Annihilus (bottom right) as depicted in Spider-Man and His Amazing Friends.

- An illusionary Annihilus makes a cameo appearance in the Spider-Man and His Amazing Friends episode "The Prison Plot".
- Annihilus appears in the Fantastic Four (1994) episode "Behold the Negative Zone", voiced by Clyde Kusatsu.
- Annihilus appears in Fantastic Four: World's Greatest Heroes, voiced by Scott McNeil.
- Annihilus appears in The Super Hero Squad Show episode "Double Negation at the World's End!", voiced by Dee Bradley Baker.
- Annihilus appears in The Avengers: Earth's Mightiest Heroes episode "Assault on 42".
- Annihilus appears in Hulk and the Agents of S.M.A.S.H., voiced by Robin Atkin Downes.
- Annihilus appears in the Ultimate Spider-Man episode "Contest of Champions", voiced again by Robin Atkin Downes.

===Video games===
- Annihilus appears as a boss in Fantastic Four (2005), voiced by Lex Lang.

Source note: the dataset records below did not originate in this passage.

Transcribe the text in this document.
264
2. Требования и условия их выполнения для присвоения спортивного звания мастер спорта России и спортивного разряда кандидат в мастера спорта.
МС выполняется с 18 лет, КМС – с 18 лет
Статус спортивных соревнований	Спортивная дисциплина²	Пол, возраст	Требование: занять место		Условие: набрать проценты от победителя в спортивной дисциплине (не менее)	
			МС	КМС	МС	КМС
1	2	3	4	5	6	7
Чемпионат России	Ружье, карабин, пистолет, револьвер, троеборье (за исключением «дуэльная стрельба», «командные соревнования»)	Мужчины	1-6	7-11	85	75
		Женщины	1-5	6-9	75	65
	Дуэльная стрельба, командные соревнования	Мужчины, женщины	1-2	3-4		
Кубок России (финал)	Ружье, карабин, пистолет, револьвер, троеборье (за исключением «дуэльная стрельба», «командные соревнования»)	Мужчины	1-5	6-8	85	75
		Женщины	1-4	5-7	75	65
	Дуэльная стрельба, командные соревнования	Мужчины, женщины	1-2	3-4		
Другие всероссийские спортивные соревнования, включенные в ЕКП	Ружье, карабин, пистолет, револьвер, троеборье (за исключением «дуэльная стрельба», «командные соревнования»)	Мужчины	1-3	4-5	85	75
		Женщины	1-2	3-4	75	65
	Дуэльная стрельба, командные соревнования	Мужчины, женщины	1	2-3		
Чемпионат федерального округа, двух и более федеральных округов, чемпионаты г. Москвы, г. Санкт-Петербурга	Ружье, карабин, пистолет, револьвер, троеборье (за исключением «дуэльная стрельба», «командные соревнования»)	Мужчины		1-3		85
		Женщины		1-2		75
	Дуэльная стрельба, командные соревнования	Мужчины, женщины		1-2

- Annihilus was originally intended to appear as a boss in Marvel: Ultimate Alliance, but was cut from the final release for unknown reasons.
- Annihilus appears in Marvel Super Hero Squad: The Infinity Gauntlet, voiced by Dee Bradley Baker.

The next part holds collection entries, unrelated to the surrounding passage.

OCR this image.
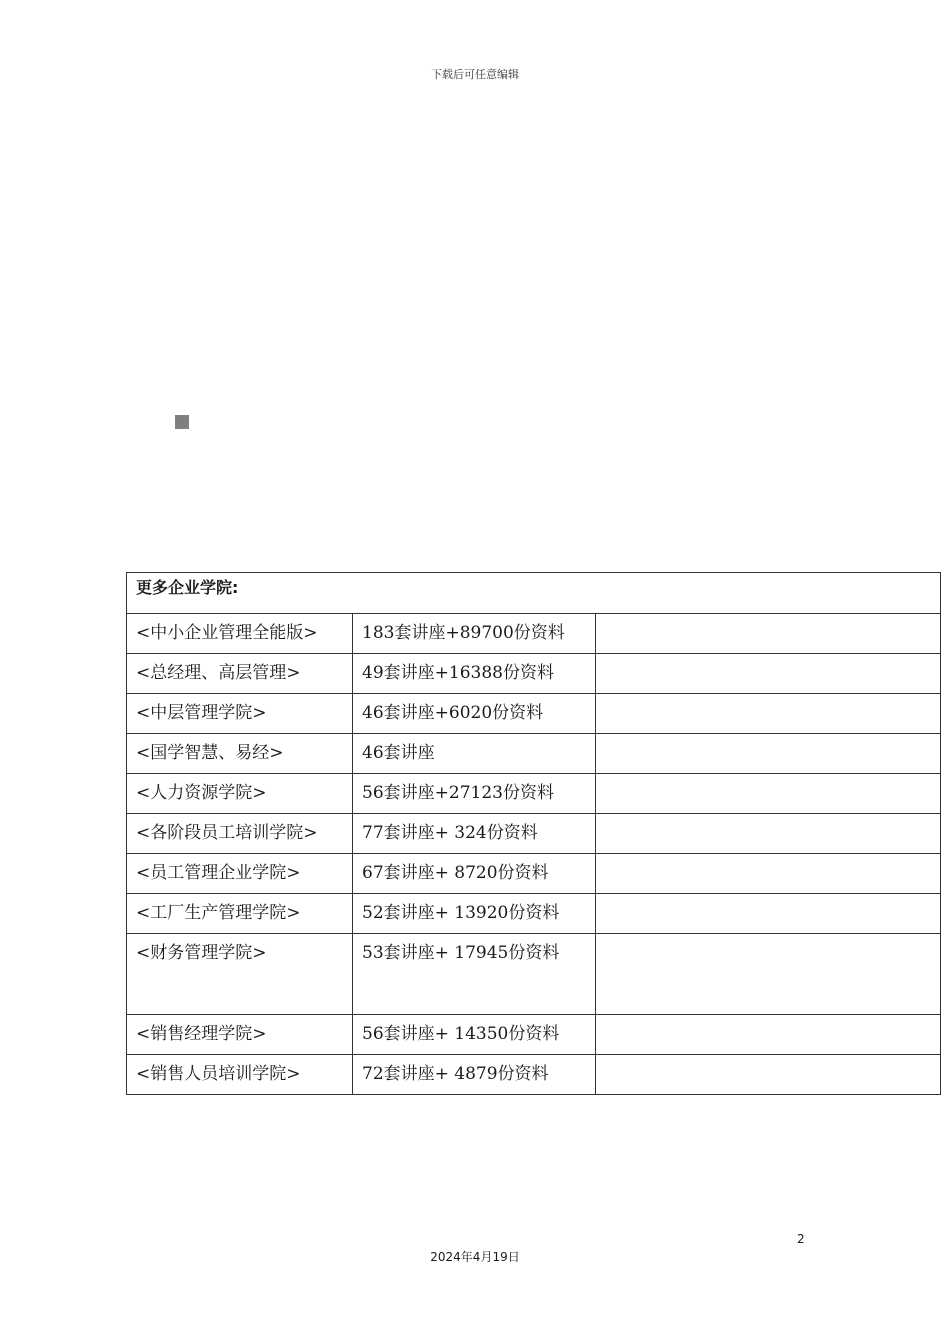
下载后可任意编辑
更多企业学院:		
<中小企业管理全能版>	183套讲座+89700份资料	
<总经理、高层管理>	49套讲座+16388份资料	
<中层管理学院>	46套讲座+6020份资料	
<国学智慧、易经>	46套讲座	
<人力资源学院>	56套讲座+27123份资料	
<各阶段员工培训学院>	77套讲座+ 324份资料	
<员工管理企业学院>	67套讲座+ 8720份资料	
<工厂生产管理学院>	52套讲座+ 13920份资料	
<财务管理学院>	53套讲座+ 17945份资料	
<销售经理学院>	56套讲座+ 14350份资料	
<销售人员培训学院>	72套讲座+ 4879份资料	
2
2024年4月19日
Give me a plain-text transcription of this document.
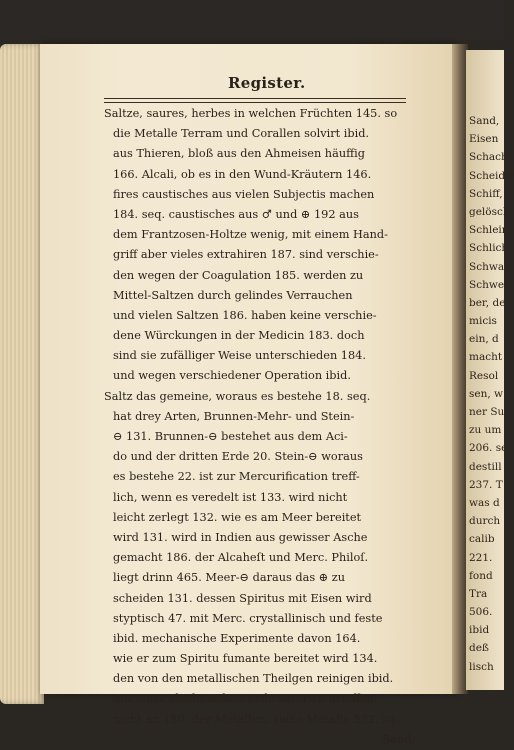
Sand,
Eisen
Schacht
Scheidw
Schiff,
gelösch
Schleim
Schlich
Schwad
Schwef
ber, de
micis
ein, d
macht
Resol
sen, w
ner Su
zu um
206. se
destill
237. T
was d
durch
calib
221.
fond
Tra
506.
ibid
deß
lisch
Register.
Saltze, saures, herbes in welchen Früchten 145. so
die Metalle Terram und Corallen solvirt ibid.
aus Thieren, bloß aus den Ahmeisen häuffig
166. Alcali, ob es in den Wund-Kräutern 146.
fires caustisches aus vielen Subjectis machen
184. seq. caustisches aus ♂ und ⊕ 192 aus
dem Frantzosen-Holtze wenig, mit einem Hand-
griff aber vieles extrahiren 187. sind verschie-
den wegen der Coagulation 185. werden zu
Mittel-Saltzen durch gelindes Verrauchen
und vielen Saltzen 186. haben keine verschie-
dene Würckungen in der Medicin 183. doch
sind sie zufälliger Weise unterschieden 184.
und wegen verschiedener Operation ibid.
Saltz das gemeine, woraus es bestehe 18. seq.
hat drey Arten, Brunnen-Mehr- und Stein-
⊖ 131. Brunnen-⊖ bestehet aus dem Aci-
do und der dritten Erde 20. Stein-⊖ woraus
es bestehe 22. ist zur Mercurification treff-
lich, wenn es veredelt ist 133. wird nicht
leicht zerlegt 132. wie es am Meer bereitet
wird 131. wird in Indien aus gewisser Asche
gemacht 186. der Alcaheſt und Merc. Philoſ.
liegt drinn 465. Meer-⊖ daraus das ⊕ zu
scheiden 131. dessen Spiritus mit Eisen wird
styptisch 47. mit Merc. crystallinisch und feste
ibid. mechanische Experimente davon 164.
wie er zum Spiritu fumante bereitet wird 134.
den von den metallischen Theilgen reinigen ibid.
mit einer alcalinischen Erde saturirt, greiffen
nicht an 180. der Metallen, siehe Metalle 532. sq.
Sand,
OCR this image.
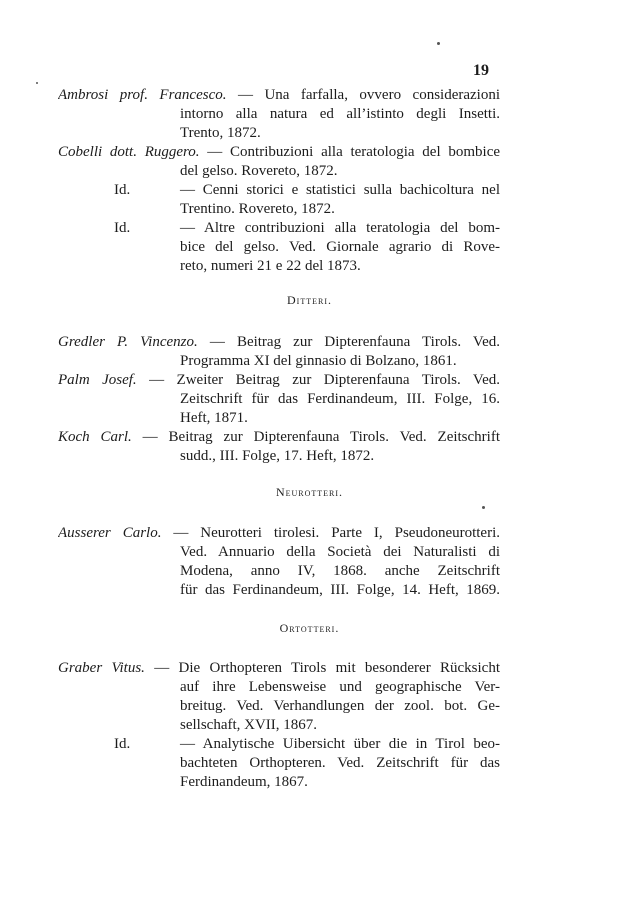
19
Ambrosi prof. Francesco. — Una farfalla, ovvero considerazioni
intorno alla natura ed all’istinto degli Insetti.
Trento, 1872.
Cobelli dott. Ruggero. — Contribuzioni alla teratologia del bombice
del gelso. Rovereto, 1872.
Id.	— Cenni storici e statistici sulla bachicoltura nel
Trentino. Rovereto, 1872.
Id.	— Altre contribuzioni alla teratologia del bom-
bice del gelso. Ved. Giornale agrario di Rove-
reto, numeri 21 e 22 del 1873.
Ditteri.
Gredler P. Vincenzo. — Beitrag zur Dipterenfauna Tirols. Ved.
Programma XI del ginnasio di Bolzano, 1861.
Palm Josef. — Zweiter Beitrag zur Dipterenfauna Tirols. Ved.
Zeitschrift für das Ferdinandeum, III. Folge, 16.
Heft, 1871.
Koch Carl. — Beitrag zur Dipterenfauna Tirols. Ved. Zeitschrift
sudd., III. Folge, 17. Heft, 1872.
Neurotteri.
Ausserer Carlo. — Neurotteri tirolesi. Parte I, Pseudoneurotteri.
Ved. Annuario della Società dei Naturalisti di
Modena, anno IV, 1868. anche Zeitschrift
für das Ferdinandeum, III. Folge, 14. Heft, 1869.
Ortotteri.
Graber Vitus. — Die Orthopteren Tirols mit besonderer Rücksicht
auf ihre Lebensweise und geographische Ver-
breitug. Ved. Verhandlungen der zool. bot. Ge-
sellschaft, XVII, 1867.
Id.	— Analytische Uibersicht über die in Tirol beo-
bachteten Orthopteren. Ved. Zeitschrift für das
Ferdinandeum, 1867.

- Annihilus appears in Marvel Super Hero Squad Online, voiced by Charlie Adler.
- Annihilus appears as an alternate skin for the Human Torch in Marvel: Avengers Alliance.

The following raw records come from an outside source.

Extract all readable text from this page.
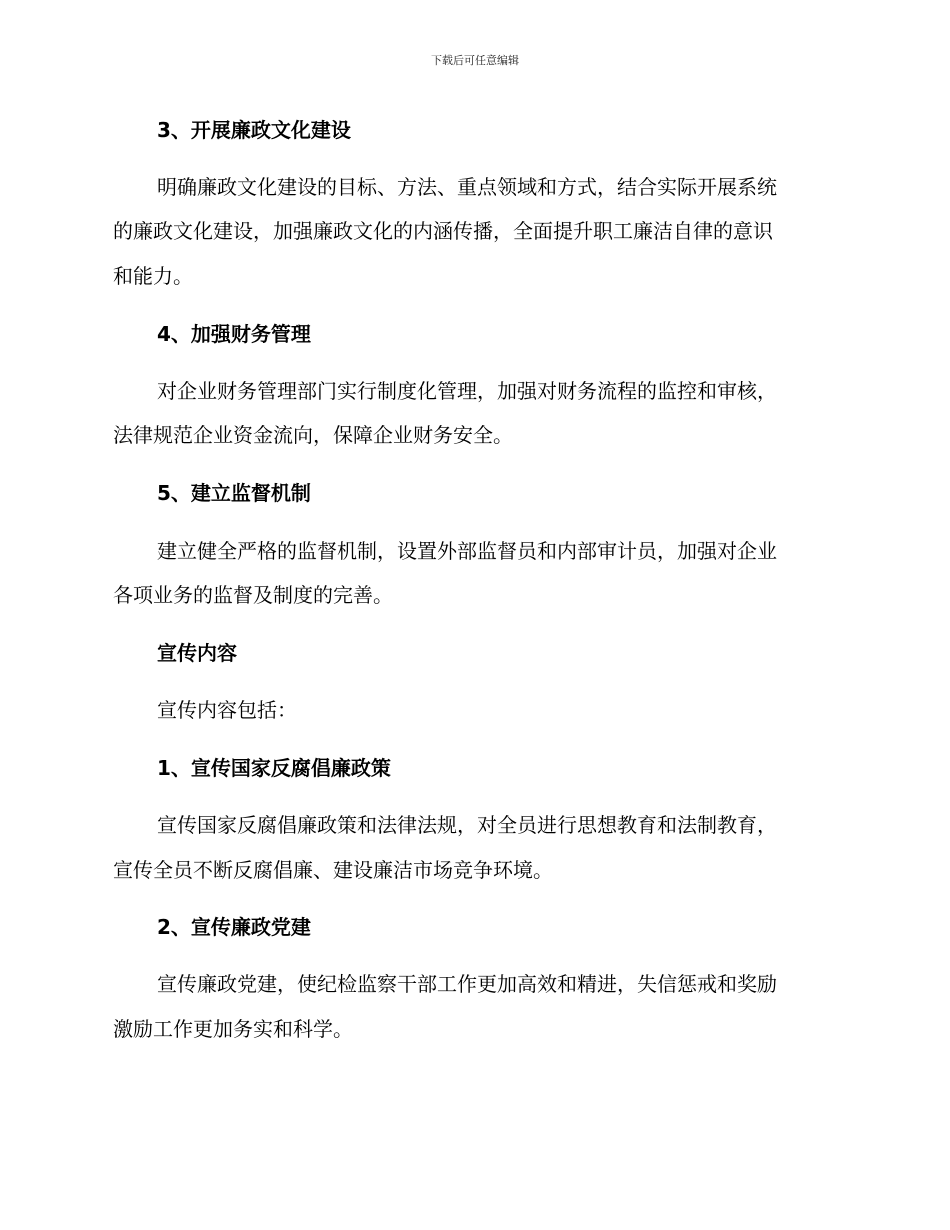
下载后可任意编辑
3、开展廉政文化建设
明确廉政文化建设的目标、方法、重点领域和方式，结合实际开展系统
的廉政文化建设，加强廉政文化的内涵传播，全面提升职工廉洁自律的意识
和能力。
4、加强财务管理
对企业财务管理部门实行制度化管理，加强对财务流程的监控和审核，
法律规范企业资金流向，保障企业财务安全。
5、建立监督机制
建立健全严格的监督机制，设置外部监督员和内部审计员，加强对企业
各项业务的监督及制度的完善。
宣传内容
宣传内容包括：
1、宣传国家反腐倡廉政策
宣传国家反腐倡廉政策和法律法规，对全员进行思想教育和法制教育，
宣传全员不断反腐倡廉、建设廉洁市场竞争环境。
2、宣传廉政党建
宣传廉政党建，使纪检监察干部工作更加高效和精进，失信惩戒和奖励
激励工作更加务实和科学。
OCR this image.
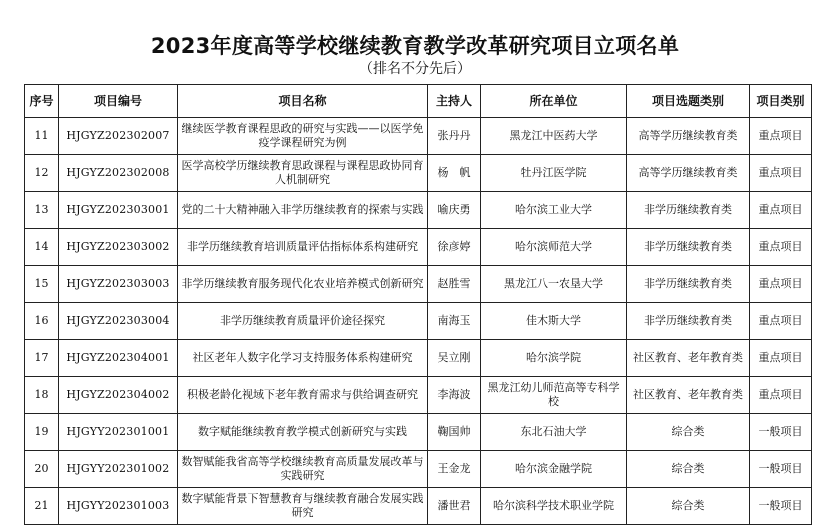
2023年度高等学校继续教育教学改革研究项目立项名单
（排名不分先后）
序号	项目编号	项目名称	主持人	所在单位	项目选题类别	项目类别
11	HJGYZ202302007	继续医学教育课程思政的研究与实践——以医学免疫学课程研究为例	张丹丹	黑龙江中医药大学	高等学历继续教育类	重点项目
12	HJGYZ202302008	医学高校学历继续教育思政课程与课程思政协同育人机制研究	杨　帆	牡丹江医学院	高等学历继续教育类	重点项目
13	HJGYZ202303001	党的二十大精神融入非学历继续教育的探索与实践	喻庆勇	哈尔滨工业大学	非学历继续教育类	重点项目
14	HJGYZ202303002	非学历继续教育培训质量评估指标体系构建研究	徐彦婷	哈尔滨师范大学	非学历继续教育类	重点项目
15	HJGYZ202303003	非学历继续教育服务现代化农业培养模式创新研究	赵胜雪	黑龙江八一农垦大学	非学历继续教育类	重点项目
16	HJGYZ202303004	非学历继续教育质量评价途径探究	南海玉	佳木斯大学	非学历继续教育类	重点项目
17	HJGYZ202304001	社区老年人数字化学习支持服务体系构建研究	吴立刚	哈尔滨学院	社区教育、老年教育类	重点项目
18	HJGYZ202304002	积极老龄化视域下老年教育需求与供给调查研究	李海波	黑龙江幼儿师范高等专科学校	社区教育、老年教育类	重点项目
19	HJGYY202301001	数字赋能继续教育教学模式创新研究与实践	鞠国帅	东北石油大学	综合类	一般项目
20	HJGYY202301002	数智赋能我省高等学校继续教育高质量发展改革与实践研究	王金龙	哈尔滨金融学院	综合类	一般项目
21	HJGYY202301003	数字赋能背景下智慧教育与继续教育融合发展实践研究	潘世君	哈尔滨科学技术职业学院	综合类	一般项目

- Annihilus appears in Marvel Ultimate Alliance 3: The Black Order, voiced again by Robin Atkin Downes. He is available via the "Shadow of Doom" DLC.
- Annihilus appears in Marvel Contest of Champions.
- Annihilus appears in Marvel Snap.
- Annihilus appears in Marvel: Cosmic Invasion, voiced by Matthew Mercer.

===Miscellaneous===
Annihilus appears in Legendary: A Marvel Deck Building Game via the "Annihilation" expansion set.

===Merchandise===
- An Annihilus figure was released in series 3 of Toy Biz's Marvel Super Heroes action figure line.
- An Annihilus figure was released in series 3 of Toy Biz's Fantastic Four (1994) tie-in toy line.
- Annihilus served as a build-a-figure for the "Annihilus Series" of Hasbro's Marvel Legends line and a Wal-mart exclusive repaint.
- An Annihilus figure was released in series 5 of Hasbro's Marvel Super Hero Squad line.
- Annihilus was added to HeroClix in 2013 after winning a fan poll in 2012.